Methodological considerations
Our diabetes outcome definition, consisting of a diagnosis of diabetes in a hospital admission or a prescription for a diabetes medication, probably did not capture some patients diagnosed in an ambulatory setting but not treated with pharmacotherapy. Ascertaining diabetes from physician claims data typically requires multiple visits over a number of months in order to remove false positives. We excluded such potential cases from our outcome definition to avoid potential bias in the rate ratio due either to exposure misclassification (had we defined such ambulatory cases on the second or third visit for diabetes) or immortal time bias (after multiple visits going back to the first visit to define the index date). Some of the excluded cases could have been selected as controls, but this should have been infrequent and therefore of little consequence given the large pool of controls.
Although our outcome definition omitted some cases, we did not expect that our definition would be different between patients prescribed higher potency or lower potency statins. Our definition probably captured patients with more serious disease because they were either admitted to hospital or required medication. Furthermore, patients included in our study were all hospitalised for an occlusive vascular event or procedure, and those patients would have likely undergone serum blood glucose testing while in hospital. While provinces and hospitals vary in how well secondary diagnoses are captured, the fact that all patients in the study were hospitalised before starting their statin should have substantially eliminated prevalent diabetes cases at cohort entry.
Rigorous definitions for identifying diabetes patients in administraive claims for physician office visits typically require multiple such visits over time, in order to rule out cases where diabetes was suspected but where the disease was not confirmed in subsequent testing. Using multiple office visits to identify ambulatory cases in an as-treated analysis would have required the introduction of immortal person time into the design,30 hence those potential cases did not meet the study outcome definition. However, diagnoses for diabetes recorded in physician office visits were still used to exclude patients from entering the secondary prevention cohorts, to minimise the risk that the patients who entered the study were not free of diabetes at baseline. More importantly, there was no diabetes diagnosis on the hospital discharge abstract for all patients who entered the study.

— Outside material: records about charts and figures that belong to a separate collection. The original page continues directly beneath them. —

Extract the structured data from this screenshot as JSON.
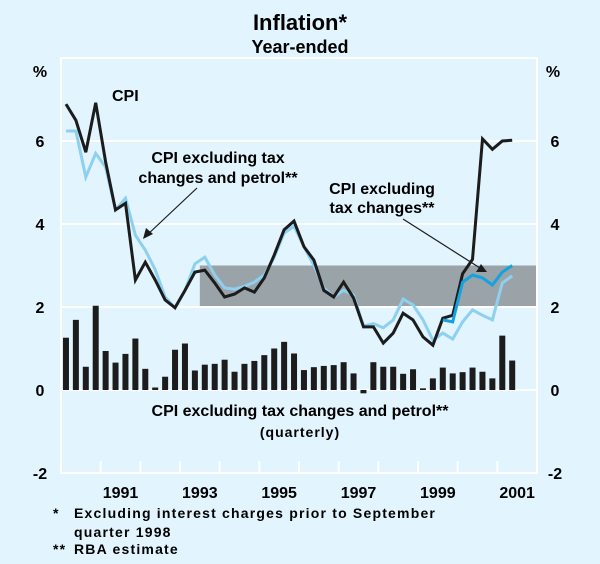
{
  "chart_data": {
    "type": "line",
    "title": "Inflation*",
    "subtitle": "Year-ended",
    "ylabel_left": "%",
    "ylabel_right": "%",
    "ylim": [
      -2,
      8
    ],
    "yticks": [
      -2,
      0,
      2,
      4,
      6
    ],
    "xlim": [
      1990,
      2002
    ],
    "xtick_labels": [
      "1991",
      "1993",
      "1995",
      "1997",
      "1999",
      "2001"
    ],
    "xtick_label_years": [
      1991,
      1993,
      1995,
      1997,
      1999,
      2001
    ],
    "frequency": "quarterly",
    "start": "1990Q1",
    "end": "2001Q2",
    "target_band": {
      "low": 2,
      "high": 3,
      "start": 1993.5,
      "end": 2002,
      "color": "#9aa3a8"
    },
    "series": [
      {
        "name": "CPI",
        "kind": "line",
        "color": "#1c1c1c",
        "start_index": 0,
        "values": [
          6.89,
          6.5,
          5.73,
          6.92,
          5.5,
          4.34,
          4.5,
          2.65,
          3.08,
          2.65,
          2.17,
          1.98,
          2.4,
          2.84,
          2.89,
          2.58,
          2.24,
          2.31,
          2.46,
          2.36,
          2.7,
          3.25,
          3.86,
          4.07,
          3.45,
          3.13,
          2.4,
          2.24,
          2.6,
          2.22,
          1.52,
          1.52,
          1.13,
          1.37,
          1.85,
          1.69,
          1.28,
          1.08,
          1.73,
          1.8,
          2.8,
          3.15,
          6.05,
          5.8,
          6.0,
          6.02
        ]
      },
      {
        "name": "CPI excluding tax changes and petrol**",
        "kind": "line",
        "color": "#8dd0f0",
        "start_index": 0,
        "values": [
          6.24,
          6.24,
          5.13,
          5.7,
          5.37,
          4.34,
          4.62,
          3.73,
          3.37,
          2.9,
          2.24,
          1.98,
          2.4,
          3.04,
          3.2,
          2.77,
          2.46,
          2.43,
          2.5,
          2.6,
          2.77,
          3.2,
          3.78,
          3.95,
          3.45,
          3.0,
          2.46,
          2.24,
          2.4,
          2.29,
          1.54,
          1.6,
          1.5,
          1.69,
          2.19,
          2.05,
          1.69,
          1.2,
          1.37,
          1.23,
          1.64,
          1.93,
          1.8,
          1.69,
          2.58,
          2.75
        ]
      },
      {
        "name": "CPI excluding tax changes**",
        "kind": "line",
        "color": "#14a2e0",
        "start_index": 38,
        "values": [
          1.69,
          1.64,
          2.6,
          2.77,
          2.7,
          2.53,
          2.84,
          3.0
        ]
      },
      {
        "name": "CPI excluding tax changes and petrol** (quarterly)",
        "kind": "bar",
        "color": "#1c1c1c",
        "start_index": 0,
        "values": [
          1.26,
          1.69,
          0.56,
          2.03,
          0.94,
          0.66,
          0.87,
          1.24,
          0.51,
          0.06,
          0.32,
          0.97,
          1.12,
          0.47,
          0.61,
          0.63,
          0.73,
          0.44,
          0.63,
          0.7,
          0.84,
          1.0,
          1.16,
          0.88,
          0.48,
          0.55,
          0.58,
          0.6,
          0.67,
          0.4,
          -0.08,
          0.67,
          0.56,
          0.56,
          0.39,
          0.5,
          0.04,
          0.28,
          0.54,
          0.4,
          0.43,
          0.54,
          0.44,
          0.28,
          1.31,
          0.71
        ]
      }
    ],
    "annotations": {
      "cpi": "CPI",
      "excl_tax_petrol_l1": "CPI excluding tax",
      "excl_tax_petrol_l2": "changes and petrol**",
      "excl_tax_l1": "CPI excluding",
      "excl_tax_l2": "tax changes**",
      "bars_l1": "CPI excluding tax changes and petrol**",
      "bars_l2": "(quarterly)"
    },
    "footnotes": [
      {
        "mark": "*",
        "line1": "Excluding interest charges prior to September",
        "line2": "quarter 1998"
      },
      {
        "mark": "**",
        "line1": "RBA estimate",
        "line2": ""
      }
    ]
  }
}
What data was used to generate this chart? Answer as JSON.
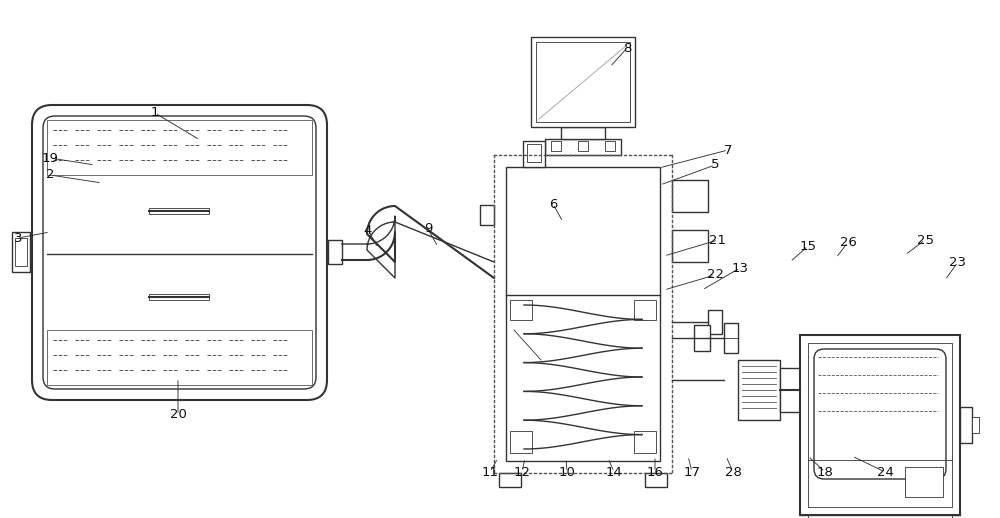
{
  "bg_color": "#ffffff",
  "lc": "#333333",
  "lc2": "#555555",
  "figsize": [
    10.0,
    5.18
  ],
  "dpi": 100,
  "annotations": [
    [
      "1",
      200,
      140,
      155,
      113
    ],
    [
      "19",
      95,
      165,
      50,
      158
    ],
    [
      "2",
      102,
      183,
      50,
      175
    ],
    [
      "3",
      50,
      232,
      18,
      238
    ],
    [
      "20",
      178,
      378,
      178,
      415
    ],
    [
      "4",
      378,
      248,
      368,
      230
    ],
    [
      "9",
      438,
      247,
      428,
      229
    ],
    [
      "11",
      498,
      458,
      490,
      472
    ],
    [
      "12",
      525,
      458,
      522,
      472
    ],
    [
      "10",
      566,
      458,
      567,
      472
    ],
    [
      "14",
      608,
      458,
      614,
      472
    ],
    [
      "5",
      660,
      185,
      715,
      165
    ],
    [
      "6",
      563,
      222,
      553,
      204
    ],
    [
      "7",
      659,
      168,
      728,
      150
    ],
    [
      "8",
      610,
      67,
      627,
      48
    ],
    [
      "21",
      664,
      256,
      718,
      240
    ],
    [
      "22",
      664,
      290,
      715,
      275
    ],
    [
      "13",
      702,
      290,
      740,
      268
    ],
    [
      "15",
      790,
      262,
      808,
      246
    ],
    [
      "26",
      836,
      258,
      848,
      242
    ],
    [
      "25",
      905,
      255,
      925,
      240
    ],
    [
      "23",
      945,
      280,
      958,
      262
    ],
    [
      "16",
      655,
      456,
      655,
      472
    ],
    [
      "17",
      688,
      456,
      692,
      472
    ],
    [
      "28",
      726,
      456,
      733,
      472
    ],
    [
      "18",
      808,
      456,
      825,
      472
    ],
    [
      "24",
      852,
      456,
      885,
      472
    ]
  ]
}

In administrative claims data, as in clinical practice, it is usually impossible to determine the exact timing of the onset of diabetes. As with many other diseases in observational research, the date of a first encounter with the healthcare system that coincides with the first recorded occurrence of the disease is used as a proxy for the timing of disease onset. Further, our endpoint was defined as the date of a first antidiabetic prescription in many cases, which would have required a prior diagnosis of diabetes. Given the possibility that some cases in our study might have had undiagnosed diabetes when they started taking a statin, we conducted a sensitivity analysis in which diabetes cases captured in the first 90 days of treatment were not counted. This alternative approach effectively eliminated most cases in the ≤120 day category of current cumulative statin exposure. Still, diabetes risk remained significatly elevated in patients prescribed higher potency statins in the 121-365 day exposure category. This sensitivity analysis provided some reassurance that our rate ratios were capturing a true relative association.
Even though our results are much more compatible with the maximum likelihood estimates reported in previous meta-analyses than with a null hypothesis, confounding by indication remains a possible threat to the validity of our results. To minimise this bias, our reference group consisted of patients who also received a statin. We adjusted for a broad spectrum of possible confounders using high dimensional propensity scores, which included both pre-specified and empirically identified confounders. There was probably a trend over time towards use of higher potency statins, and we therefore included calendar year of cohort entry as a covariate in our propensity score models.